06:57                           That’s powerful. So you bring up a really important topic that I hear a lot of discussion about and sometimes it gets very fluffy and that is the metric surrounding leader development. And you just mentioned one which sounds like it has to do with pure behavior change, but talk a little bit more about that. And what else would you typically look for as far as the metric or an outcome?

07:26                           Sure, and we have more data than we can shake a stick at. So you know, what are we measuring? Are we measuring the right things? How do we understand that what we’re measuring is showing an impact and that we’re not showing an impact that we want to see. So the good, the bad and the ugly, really having to look into that and say, know let’s hold a mirror up to ourselves and see are we measuring things that make us better for the next time you run this programs? So we’ll look and say it’s something as simple as an attendance. So each week they have a call with their small group and it’s just holding them accountable to say, how can we look at engagement levels? By not only did their meeting happen for the week, but did they attend it? So you’re looking at attendance records on that.

08:12                           Uh, we will actually go in and at the end of each one of our phases. So our programs have four phases. At the end of each phase we will not only ask like, did your behavior change, but did your change in behavior impact the business? And if so, how? Can you actually tell me that because you are acting in aiming in a different way after this intervention. Can you give me a tangible result as to how that behavior change the way you’re impacting the business on a daily basis? And that’s powerful when we’re able to go to our senior leaders and say, listen, here’s a direct output, here’s how it’s showing up in the bottom line that this intervention happen. We can say because someone learned this or they were able to collaborate with someone else, they really added value in a way they hadn’t been able to do before. And here’s the tangible takeaway of how that happened and you’re going to see this in the P and L next year.

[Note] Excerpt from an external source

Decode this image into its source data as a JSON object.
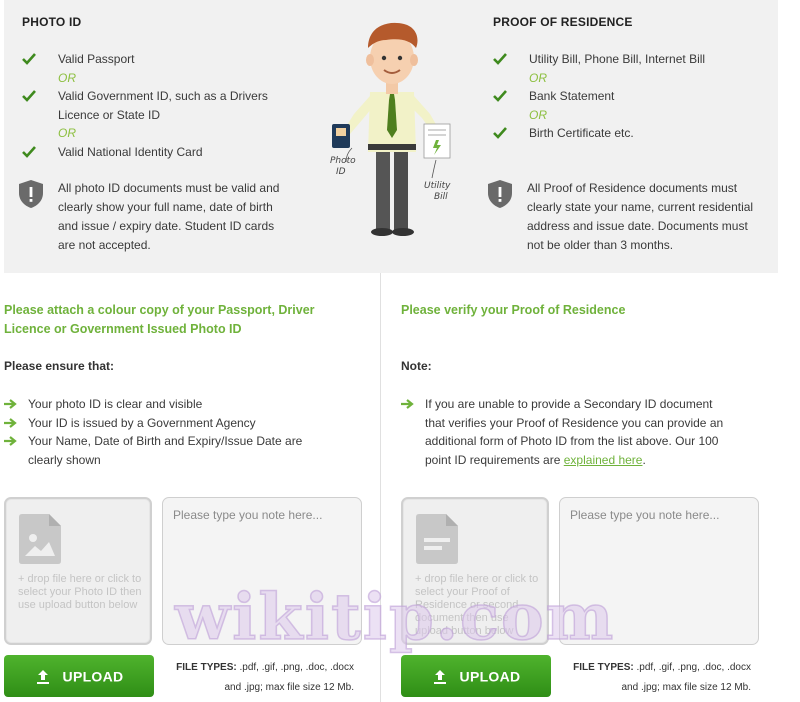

09:09                           Wow. Talk about a fantastic way to make sure that you get budget approval. Hey, so, so speaking of which we’re coming up at the end of 2018, people are already certainly planning their initiatives for 2019 it. Any advice for somebody as they’re starting to formulate in a formal way their strategies, their leadership strategies for next year

09:40                           get uncomfortable. We, we have a benchmark and learn from folks across the industry and they’re the folks that I have seen that are doing really remarkable work, are doing things outside their comfort zone. They are stepping out and they’re saying, let’s not just repeat the play lead done last year. Let’s not do the same thing. There are incredible things you can step out of your comfort zone and if your learning to create heat experiences, which are experiences that leaders should be doing but are uncomfortable and you’re getting them to do it within their daily role. What we’re doing in our programs is we’re, we’re blurring the line between learning in your job. So the more we do that, the more we do that as an industry, the less they feel like they’re going to an event and they’re going to learn. Just learning to do and then they’re learning by doing. They’ll get uncomfortable. Try something you haven’t tried before.

10:39                           I love that. That kinda that tagline that you have really become immersed in that you learn by doing. So. Yeah. Well done. Hey Michael, thank you so much for being with us today, sharing your insights and know it will be meaningful to an awful lot of people. So look forward to staying in touch and man, just keep up the great work.

11:08                           Thank you. Thank you. Bye. Bye.